Paula hat ein Handy von anno dazumal und ein geräumiges Auto. Und Paula ist wunschlos glücklich damit. Mehr braucht sie nicht, meint sie. Wenn da nicht ihr Vater wäre, der es nicht nur gut meint, sondern auch besser weiß – oder zumindest glaubt, es besser zu wissen.
Wir sind ja alle voreingenommen. Ist doch so: Junge, gut aussehende Menschen in Cabrios dürfen nicht auf unser Mitleid hoffen. Vor allem dann nicht, wenn Papa die Kiste spendiert hat. Dabei kann es sein, dass sie Mitleid gerade in diesem Fall verdienen. So wie Paula.
Paula war einst stolze Besitzerin eines Kleinbusses, der sie auf eine Südosteuropa-Tour begleitet hatte, und eines massiven roten Handys der Marke „Unkaputtbar“. Ein Auto, geräumig genug, um drinnen zu schlafen, und ein Handy, dessen Tasten groß genug sind, um darauf zu tippen. Was für ein Leben! Was braucht man mehr? Nichts – hätte Paula gesagt. Ihrem Vater ist dann aber doch etwas eingefallen. Deshalb hat Paula jetzt ein Smartphone und ein halbes Cabrio. Ohne sie zu fragen, hat Papa ihren Telefonvertrag umgestellt. Auch nach mehreren Wochen schafft Paula es noch nicht, das Touchpad zu bedienen. Dafür hat das Smartphone bereits einen großen Sprung.

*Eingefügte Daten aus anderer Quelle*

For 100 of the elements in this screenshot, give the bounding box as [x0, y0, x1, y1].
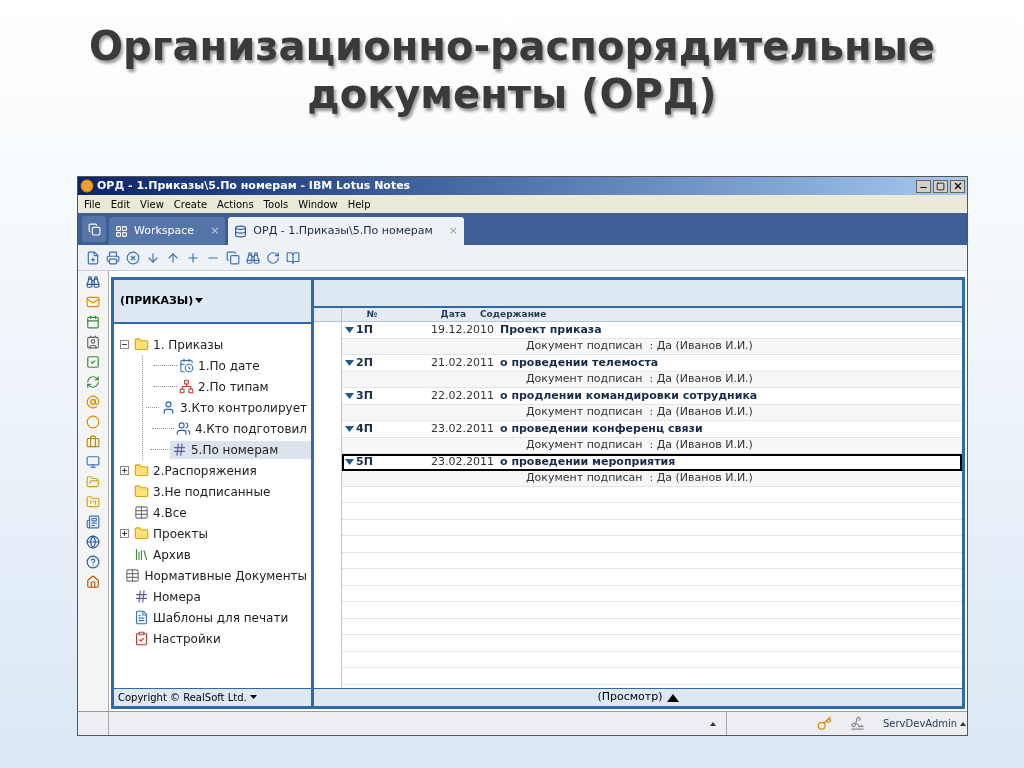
refresh-icon[interactable] [86, 375, 100, 389]
document-row[interactable]: 5П 23.02.2011 о проведении мероприятия [342, 454, 962, 471]
copy-icon[interactable] [226, 250, 240, 265]
expand-triangle-icon[interactable] [345, 425, 354, 432]
tree-item[interactable]: Номера [132, 587, 205, 606]
document-row[interactable]: 3П 22.02.2011 о продлении командировки сотрудника [342, 388, 962, 405]
column-header[interactable]: Дата [402, 308, 466, 321]
new-document-icon[interactable] [86, 250, 100, 265]
menu-item[interactable]: Help [347, 196, 371, 212]
column-header[interactable]: № [342, 308, 402, 321]
tree-item[interactable]: 4.Все [132, 503, 191, 522]
close-circle-icon[interactable] [126, 250, 140, 265]
document-date: 21.02.2011 [430, 354, 494, 371]
binoculars-icon[interactable] [86, 275, 100, 289]
minimize-button[interactable] [916, 179, 931, 193]
tree-item[interactable]: 2.Распоряжения [132, 461, 261, 480]
close-button[interactable] [950, 179, 965, 193]
tab-label: Workspace [134, 222, 195, 239]
hash-icon [134, 589, 149, 604]
menu-item[interactable]: Window [298, 196, 338, 212]
tree-item[interactable]: Проекты [132, 524, 213, 543]
document-date: 22.02.2011 [430, 387, 494, 404]
circle-icon[interactable] [86, 415, 100, 429]
triangle-up-icon[interactable] [710, 721, 716, 726]
mail-icon[interactable] [86, 295, 100, 309]
expand-toggle[interactable] [119, 529, 129, 538]
refresh-icon[interactable] [266, 250, 280, 265]
table-icon [134, 505, 149, 520]
tree-item[interactable]: Шаблоны для печати [132, 608, 293, 627]
document-status: Документ подписан : Да (Иванов И.И.) [526, 470, 753, 486]
tab[interactable]: Workspace × [109, 217, 226, 245]
expand-triangle-icon[interactable] [345, 359, 354, 366]
calendar-icon[interactable] [86, 315, 100, 329]
table-icon [125, 568, 141, 583]
menu-item[interactable]: Edit [110, 196, 131, 212]
maximize-button[interactable] [933, 179, 948, 193]
tree-item[interactable]: 4.Кто подготовил [173, 419, 311, 438]
document-row[interactable]: 1П 19.12.2010 Проект приказа [342, 322, 962, 339]
contact-icon[interactable] [86, 335, 100, 349]
books-icon [134, 547, 149, 562]
document-status: Документ подписан : Да (Иванов И.И.) [526, 437, 753, 453]
book-icon[interactable] [286, 250, 300, 265]
checklist-icon [134, 631, 149, 646]
menu-item[interactable]: Tools [263, 196, 289, 212]
print-icon[interactable] [106, 250, 120, 265]
user-menu-button[interactable]: ServDevAdmin [883, 716, 967, 731]
maximize-icon [936, 181, 945, 191]
monitor-icon[interactable] [86, 455, 100, 469]
plus-icon [120, 530, 128, 537]
at-sign-icon[interactable] [86, 395, 100, 409]
tree-item[interactable]: 1.По дате [177, 356, 264, 375]
menu-item[interactable]: File [84, 196, 101, 212]
binoculars-icon[interactable] [246, 250, 260, 265]
expand-toggle[interactable] [119, 466, 129, 475]
tree-item[interactable]: 1. Приказы [132, 335, 228, 354]
globe-icon[interactable] [86, 535, 100, 549]
tab[interactable]: ОРД - 1.Приказы\5.По номерам × [228, 217, 464, 245]
help-icon[interactable] [86, 555, 100, 569]
document-date: 23.02.2011 [430, 454, 494, 470]
caret-icon [195, 298, 204, 304]
expand-triangle-icon[interactable] [345, 392, 354, 399]
windows-icon [87, 222, 101, 236]
preview-toggle-button[interactable]: (Просмотр) [597, 689, 679, 706]
document-row[interactable]: 4П 23.02.2011 о проведении конференц связи [342, 421, 962, 438]
tree-item[interactable]: 3.Кто контролирует [158, 398, 311, 417]
checkbox-icon[interactable] [86, 355, 100, 369]
document-title: о проведении мероприятия [500, 454, 676, 470]
collapse-toggle[interactable] [119, 340, 129, 349]
expand-triangle-icon[interactable] [345, 326, 354, 333]
menu-item[interactable]: View [140, 196, 164, 212]
tree-item[interactable]: Настройки [132, 629, 225, 648]
slide-title: Организационно-распорядительные [89, 22, 935, 70]
newspaper-icon[interactable] [86, 515, 100, 529]
signature-icon[interactable] [850, 716, 865, 731]
document-number: 4П [355, 420, 374, 437]
document-title: о проведении телемоста [500, 354, 659, 371]
column-header[interactable]: Содержание [480, 308, 547, 321]
app-logo-icon [80, 179, 94, 193]
navigator-menu-button[interactable]: (ПРИКАЗЫ) [120, 292, 204, 310]
document-date: 23.02.2011 [430, 420, 494, 437]
briefcase-icon[interactable] [86, 435, 100, 449]
document-icon [134, 610, 149, 625]
tree-item[interactable]: 2.По типам [177, 377, 273, 396]
tree-item[interactable]: Архив [132, 545, 195, 564]
tree-item[interactable]: Нормативные Документы [123, 566, 311, 585]
tab-list-button[interactable] [82, 216, 106, 242]
hash-icon [171, 442, 187, 457]
key-icon[interactable] [817, 716, 832, 731]
document-row[interactable]: 2П 21.02.2011 о проведении телемоста [342, 355, 962, 372]
document-number: 5П [355, 454, 374, 470]
home-icon[interactable] [86, 575, 100, 589]
tab-label: ОРД - 1.Приказы\5.По номерам [253, 222, 433, 239]
database-icon [234, 224, 248, 238]
document-number: 3П [355, 387, 374, 404]
tree-item[interactable]: 3.Не подписанные [132, 482, 275, 501]
menu-item[interactable]: Actions [217, 196, 254, 212]
tree-item[interactable]: 5.По номерам [169, 440, 311, 459]
expand-triangle-icon[interactable] [345, 459, 354, 466]
menu-item[interactable]: Create [173, 196, 208, 212]
document-title: Проект приказа [500, 321, 602, 338]
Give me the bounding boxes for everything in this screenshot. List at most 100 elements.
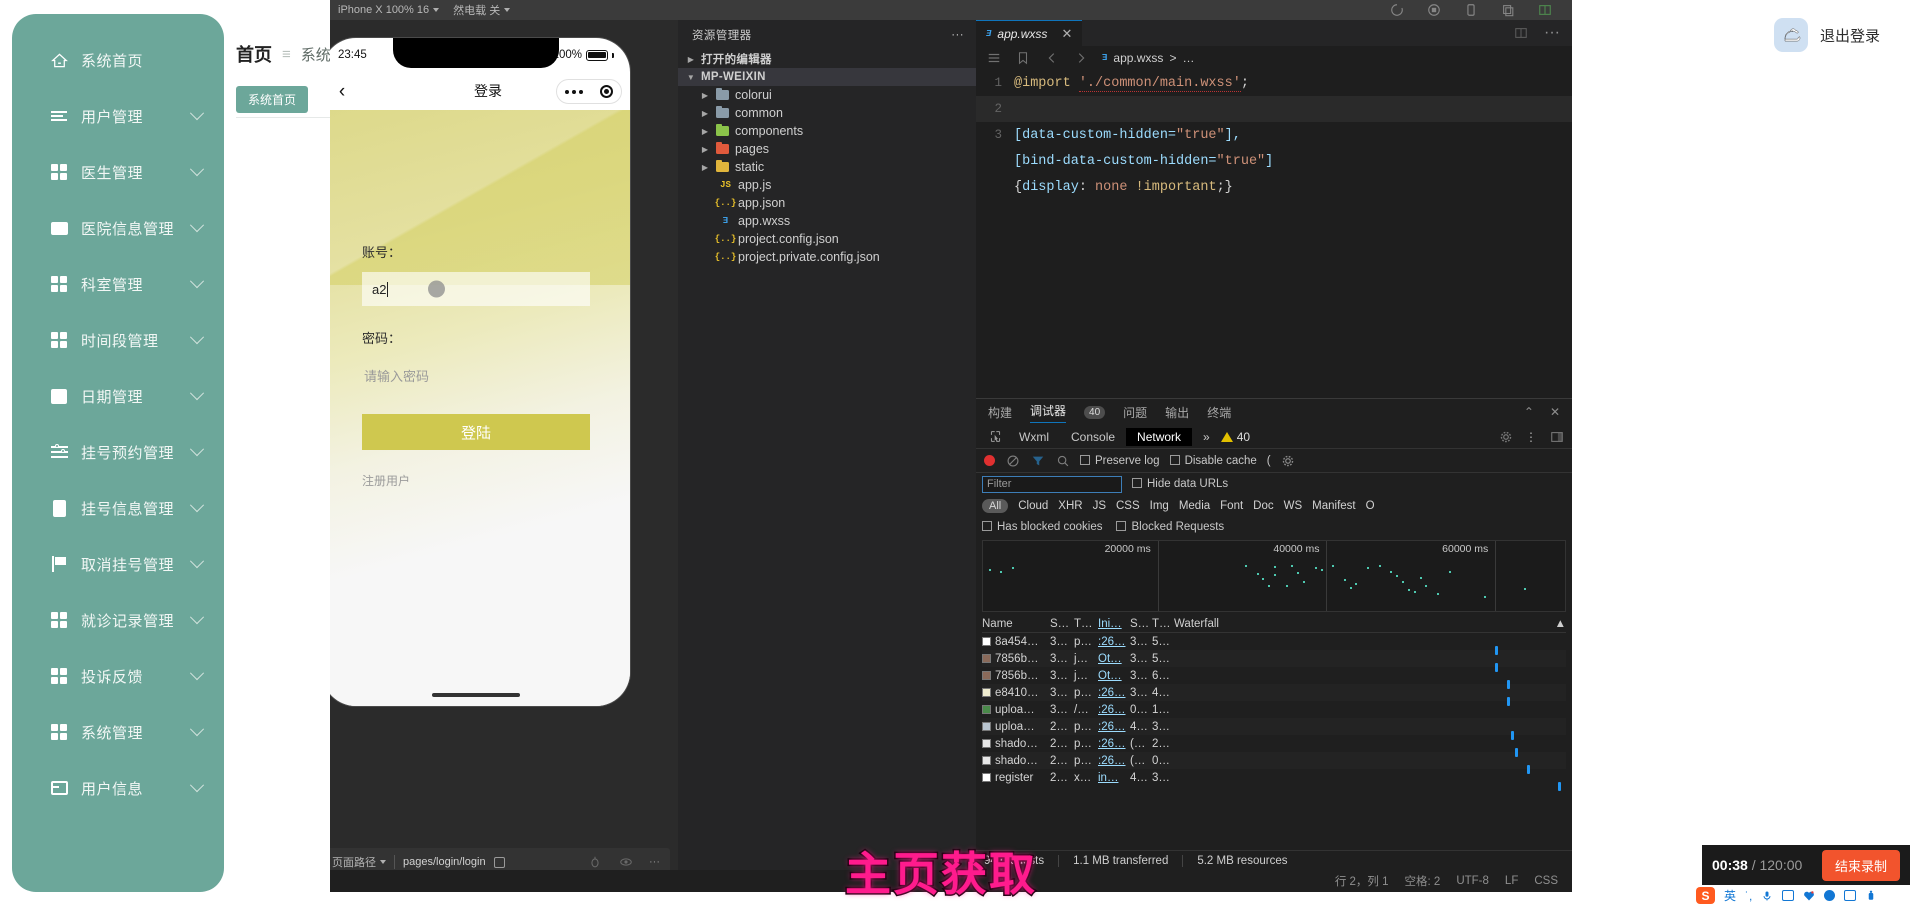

Den Verlust ihres unkaputtbaren Handys allein hätte Paula ja noch verkraftet. Viel schlimmer: Der Kleinbus ist weg. Ihr Vater hat ihn verkauft und seinen beiden Töchtern dafür ein weißes Cabrio spendiert. Ein! Weißes! Cabrio! Für zwei. Paula ist außer sich. Aber nicht vor Freude. Statt eines fahrenden Feriendomizils besitzt sie jetzt – wenn man bedenkt, dass bei einem Cabrio die obere Hälfte fehlt und ihr von der unteren wiederum nur die Hälfte gehört – nur noch ein Viertel Auto. In einem Viertel Auto bleibt kein Platz für Schlafsack und Campingkocher. Ihren geplanten Norwegen-Trip kann Paula erstmal vergessen. Ein weißes Cabrio ist für Rundfahrten durch skandinavische Wälder ungefähr so nützlich wie ein Dreirad. Und wenn sie es doch wagte, damit loszufahren und, sagen wir am Polarkreis, ein Braunbär auf dem Beifahrersitz Platz nähme, tja, dann würde sie es nicht mal schaffen, Hilfe zu rufen. Ihr Smartphone kann sie ja nicht mal bedienen, wenn sie alle Zeit der Welt hat. Arme Paula.
Ja, ja, wir alle sind voreingenommen, aber wenigstens sind wir lernfähig. Ich zumindest weiß jetzt, dass auch für Menschen in Cabrios nicht immer die Sonne scheint. Und auch Paula hat etwas gelernt: Es ist keine gute Idee, Verträge in Reichweite der Eltern aufzubewahren. Insbesondere dann nicht, wenn Papa es gut meint.